Roberton Williams, a senior fellow at the Tax Policy Center, expressed some skepticism about the usefulness of the PHIT Act, in particular the way it would allow some fitness-related expenses to be deducted from taxes, as medical expenses can be. But health expenses must account for more than 10 percent of your adjusted gross income for you to deduct them. For most people that’s quite a bit, and as Williams put it, “the people that tend to have that problem are people who are ill or not well. These are the least likely people to go out and do a lot of exercising.”

As far as the bill allowing people to make broader use of pre-tax medical accounts, Williams said, “the problem with health savings accounts is the people who tend to have them are people who have money to put aside and can afford to have a high-deductible health plan. That tends to be good for people with high incomes.”

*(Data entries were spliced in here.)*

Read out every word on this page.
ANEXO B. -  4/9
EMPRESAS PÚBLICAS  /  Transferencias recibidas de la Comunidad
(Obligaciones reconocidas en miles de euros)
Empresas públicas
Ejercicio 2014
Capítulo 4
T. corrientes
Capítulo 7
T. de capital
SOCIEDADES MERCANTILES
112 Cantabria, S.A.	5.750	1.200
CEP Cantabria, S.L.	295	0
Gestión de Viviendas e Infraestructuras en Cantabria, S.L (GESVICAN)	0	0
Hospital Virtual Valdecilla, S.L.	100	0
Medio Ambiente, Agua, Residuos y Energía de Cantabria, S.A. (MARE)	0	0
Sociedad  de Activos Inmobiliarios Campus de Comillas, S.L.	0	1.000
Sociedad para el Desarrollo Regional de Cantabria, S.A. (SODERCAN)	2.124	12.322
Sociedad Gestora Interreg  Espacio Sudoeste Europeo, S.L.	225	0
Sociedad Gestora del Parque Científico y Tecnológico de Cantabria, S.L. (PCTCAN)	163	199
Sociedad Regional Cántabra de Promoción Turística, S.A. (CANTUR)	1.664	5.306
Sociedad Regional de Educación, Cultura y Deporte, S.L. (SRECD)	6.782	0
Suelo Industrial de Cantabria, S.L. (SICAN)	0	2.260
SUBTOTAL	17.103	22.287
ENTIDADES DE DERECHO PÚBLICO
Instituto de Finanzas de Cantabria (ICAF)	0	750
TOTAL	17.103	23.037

Cove acknowledged that was a “legitimate” concern about the PHIT Act, saying that “the mechanism isn’t perfect, because some people will be not able to partake in it,” but he pointed to a way it could benefit the many thousands of parents whose children are signing up for sports every year. Those families are already taking huge amounts of money out of their pockets for equipment costs and fees, he said, so if they can use the legislation to get something like a 30 percent savings on their expenses, they will get more out of that than will people who are better off.

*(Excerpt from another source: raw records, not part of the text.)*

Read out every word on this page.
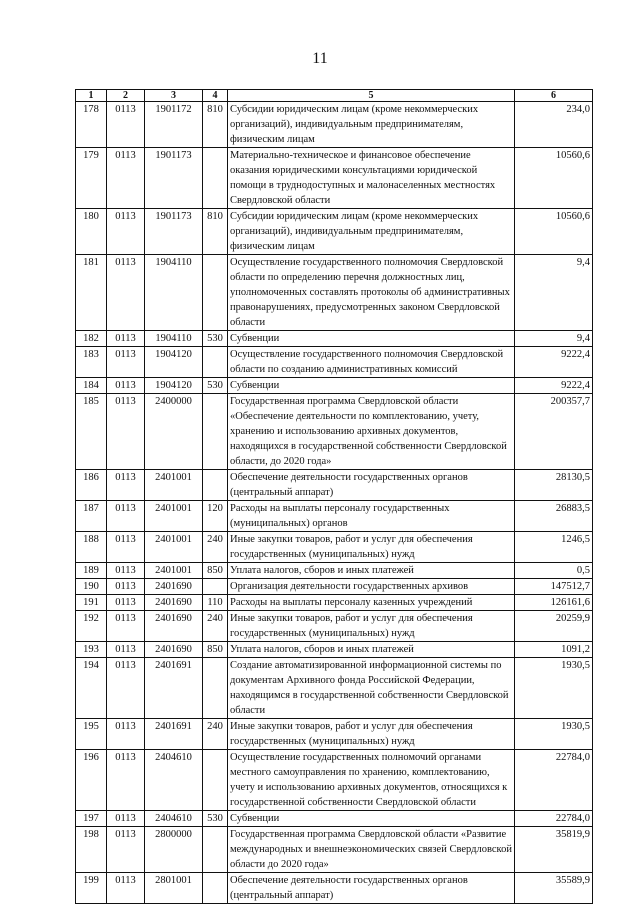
11
1	2	3	4	5	6
178	0113	1901172	810	Субсидии юридическим лицам (кроме некоммерческих организаций), индивидуальным предпринимателям, физическим лицам	234,0
179	0113	1901173		Материально-техническое и финансовое обеспечение оказания юридическими консультациями юридической помощи в труднодоступных и малонаселенных местностях Свердловской области	10560,6
180	0113	1901173	810	Субсидии юридическим лицам (кроме некоммерческих организаций), индивидуальным предпринимателям, физическим лицам	10560,6
181	0113	1904110		Осуществление государственного полномочия Свердловской области по определению перечня должностных лиц, уполномоченных составлять протоколы об административных правонарушениях, предусмотренных законом Свердловской области	9,4
182	0113	1904110	530	Субвенции	9,4
183	0113	1904120		Осуществление государственного полномочия Свердловской области по созданию административных комиссий	9222,4
184	0113	1904120	530	Субвенции	9222,4
185	0113	2400000		Государственная программа Свердловской области «Обеспечение деятельности по комплектованию, учету, хранению и использованию архивных документов, находящихся в государственной собственности Свердловской области, до 2020 года»	200357,7
186	0113	2401001		Обеспечение деятельности государственных органов (центральный аппарат)	28130,5
187	0113	2401001	120	Расходы на выплаты персоналу государственных (муниципальных) органов	26883,5
188	0113	2401001	240	Иные закупки товаров, работ и услуг для обеспечения государственных (муниципальных) нужд	1246,5
189	0113	2401001	850	Уплата налогов, сборов и иных платежей	0,5
190	0113	2401690		Организация деятельности государственных архивов	147512,7
191	0113	2401690	110	Расходы на выплаты персоналу казенных учреждений	126161,6
192	0113	2401690	240	Иные закупки товаров, работ и услуг для обеспечения государственных (муниципальных) нужд	20259,9
193	0113	2401690	850	Уплата налогов, сборов и иных платежей	1091,2
194	0113	2401691		Создание автоматизированной информационной системы по документам Архивного фонда Российской Федерации, находящимся в государственной собственности Свердловской области	1930,5
195	0113	2401691	240	Иные закупки товаров, работ и услуг для обеспечения государственных (муниципальных) нужд	1930,5
196	0113	2404610		Осуществление государственных полномочий органами местного самоуправления по хранению, комплектованию, учету и использованию архивных документов, относящихся к государственной собственности Свердловской области	22784,0
197	0113	2404610	530	Субвенции	22784,0
198	0113	2800000		Государственная программа Свердловской области «Развитие международных и внешнеэкономических связей Свердловской области до 2020 года»	35819,9
199	0113	2801001		Обеспечение деятельности государственных органов (центральный аппарат)	35589,9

To Williams, though, “that kind of subsidy” for athletic pursuits “really defeats the purported purpose of the PHIT Act, which is to get people who are not active to become active.” He noted that an HSA is a “high-deductible health insurance program,” asking, “Do people want to make that trade-off, to save a few dollars on their [fitness] expenses?”

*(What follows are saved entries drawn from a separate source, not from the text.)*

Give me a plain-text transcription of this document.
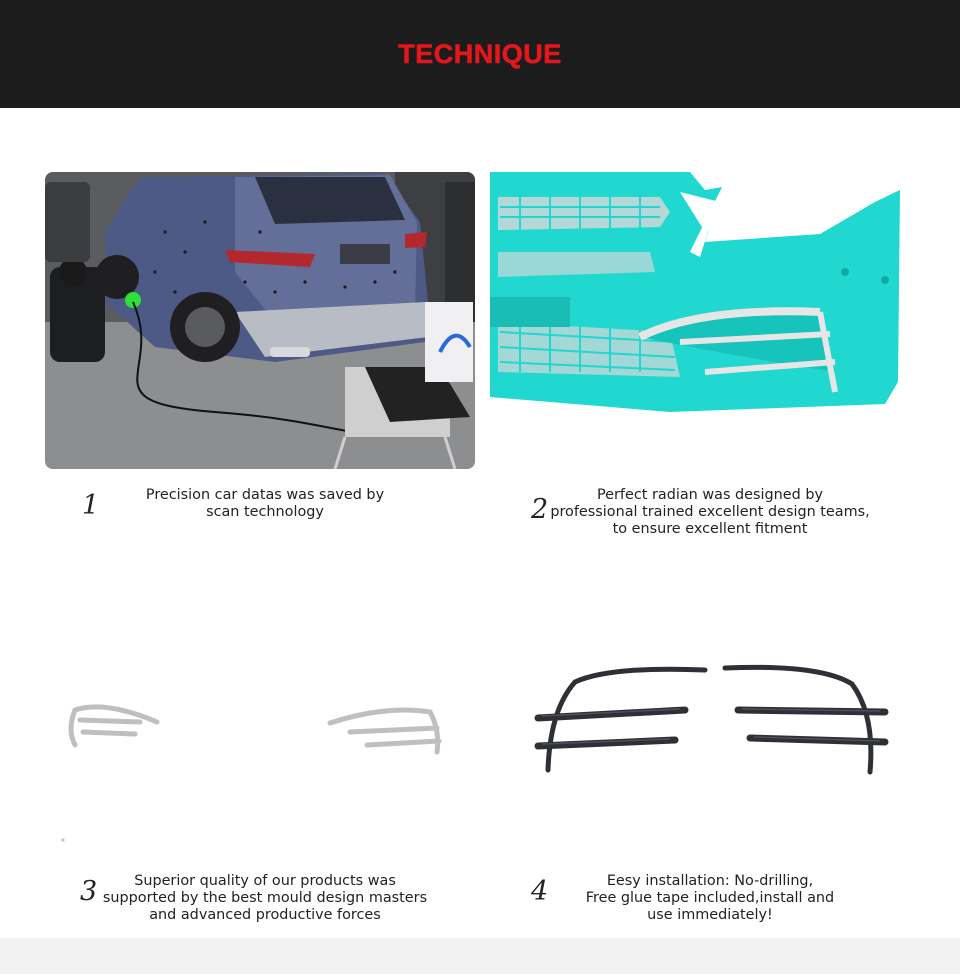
TECHNIQUE
1	Precision car datas was saved by
scan technology	2	Perfect radian was designed by
professional trained excellent design teams,
to ensure excellent fitment
3	Superior quality of our products was
supported by the best mould design masters
and advanced productive forces
4	Eesy installation: No-drilling,
Free glue tape included,install and
use immediately!
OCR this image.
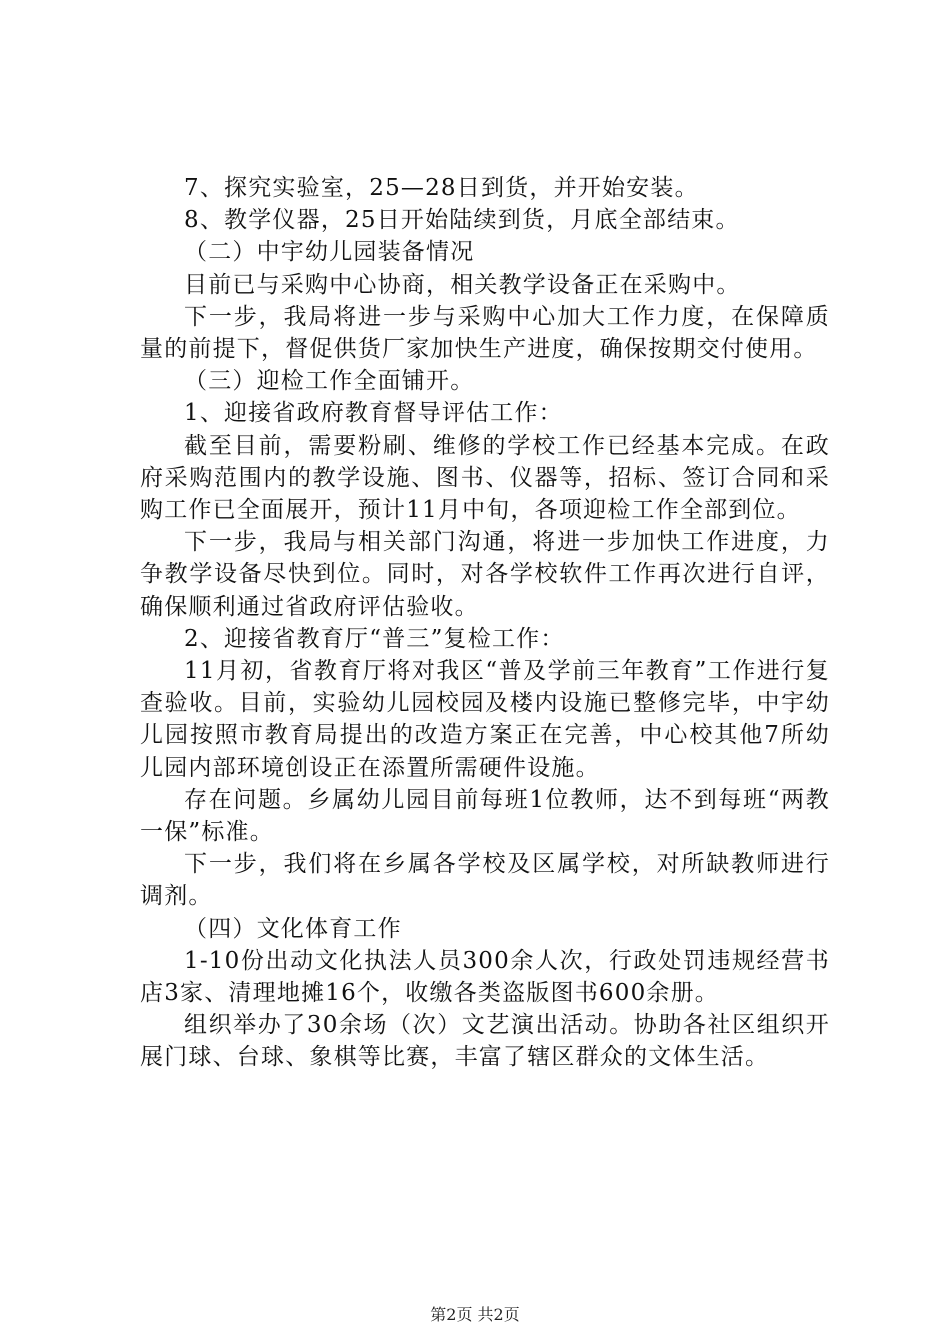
7、探究实验室，25—28日到货，并开始安装。

8、教学仪器，25日开始陆续到货，月底全部结束。

（二）中宇幼儿园装备情况

目前已与采购中心协商，相关教学设备正在采购中。

下一步，我局将进一步与采购中心加大工作力度，在保障质量的前提下，督促供货厂家加快生产进度，确保按期交付使用。

（三）迎检工作全面铺开。

1、迎接省政府教育督导评估工作：

截至目前，需要粉刷、维修的学校工作已经基本完成。在政府采购范围内的教学设施、图书、仪器等，招标、签订合同和采购工作已全面展开，预计11月中旬，各项迎检工作全部到位。

下一步，我局与相关部门沟通，将进一步加快工作进度，力争教学设备尽快到位。同时，对各学校软件工作再次进行自评，确保顺利通过省政府评估验收。

2、迎接省教育厅“普三”复检工作：

11月初，省教育厅将对我区“普及学前三年教育”工作进行复查验收。目前，实验幼儿园校园及楼内设施已整修完毕，中宇幼儿园按照市教育局提出的改造方案正在完善，中心校其他7所幼儿园内部环境创设正在添置所需硬件设施。

存在问题。乡属幼儿园目前每班1位教师，达不到每班“两教一保”标准。

下一步，我们将在乡属各学校及区属学校，对所缺教师进行调剂。

（四）文化体育工作

1-10份出动文化执法人员300余人次，行政处罚违规经营书店3家、清理地摊16个，收缴各类盗版图书600余册。

组织举办了30余场（次）文艺演出活动。协助各社区组织开展门球、台球、象棋等比赛，丰富了辖区群众的文体生活。

第2页 共2页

Kind indicated he was aware of the possible drawbacks to the reach of the PHIT Act. “You can means-test all this stuff,” he said. “I don’t have a problem as far as drawing lines, and making sure that it’s getting to people who might otherwise struggle to be able to afford these type of activities.”

The congressman acknowledged the bill might ultimately not be all that effective, but he figures it’s worth a shot, as part of an effort to “think a little creatively” about using the “power of the [tax] code” to encourage exercise.

“This is just another tool that I’ve been working on to try to make the healthy choice be the easy choice in people’s lives,” he said. “All too often, the greatest obstacle to improve individual health is inertia. . . . If this is an incentive that they need, to get them to finally go out and start leading a more active lifestyle, then I think we need more of that in our country. Otherwise the costs are just going to continue to mount on the back end.”

One aspect of the bill both Kind and Cove touted was its unusual bipartisan support; its 89 co-sponsors in the House include 51 Democrats and 38 Republicans. The Senate version, which is being championed by Sen. John Thune (R-S.D.), has the official support of seven Republicans and five Democrats.

“I think it’s something that’s crucial as we move forward, including if Republicans are eager to try to replace the Affordable Care Act,” Kind said. Pre-tax devices such as HSAs and FSAs have been prominent in many “repeal and replace” plans, and while Cove said that the bill’s supporters did not intend for it to become part of that political dynamic, it has worked out that way, and its cross-party appeal makes it an attractive piece of legislation.

“To do this the right way,” Kind said of efforts to address the ACA, “there’s going to have to be some common ground, and some bipartisanship, and this is one example of where there is a lot of overlap of interests between the parties, I feel.

“You can see with the bipartisan numbers that are growing, I haven’t seen much pushback from anyone once they are introduced to the concept of what the PHIT Act is meant to accomplish. So hopefully, we will be able to find the right vehicle to move forward on it sometime this year.”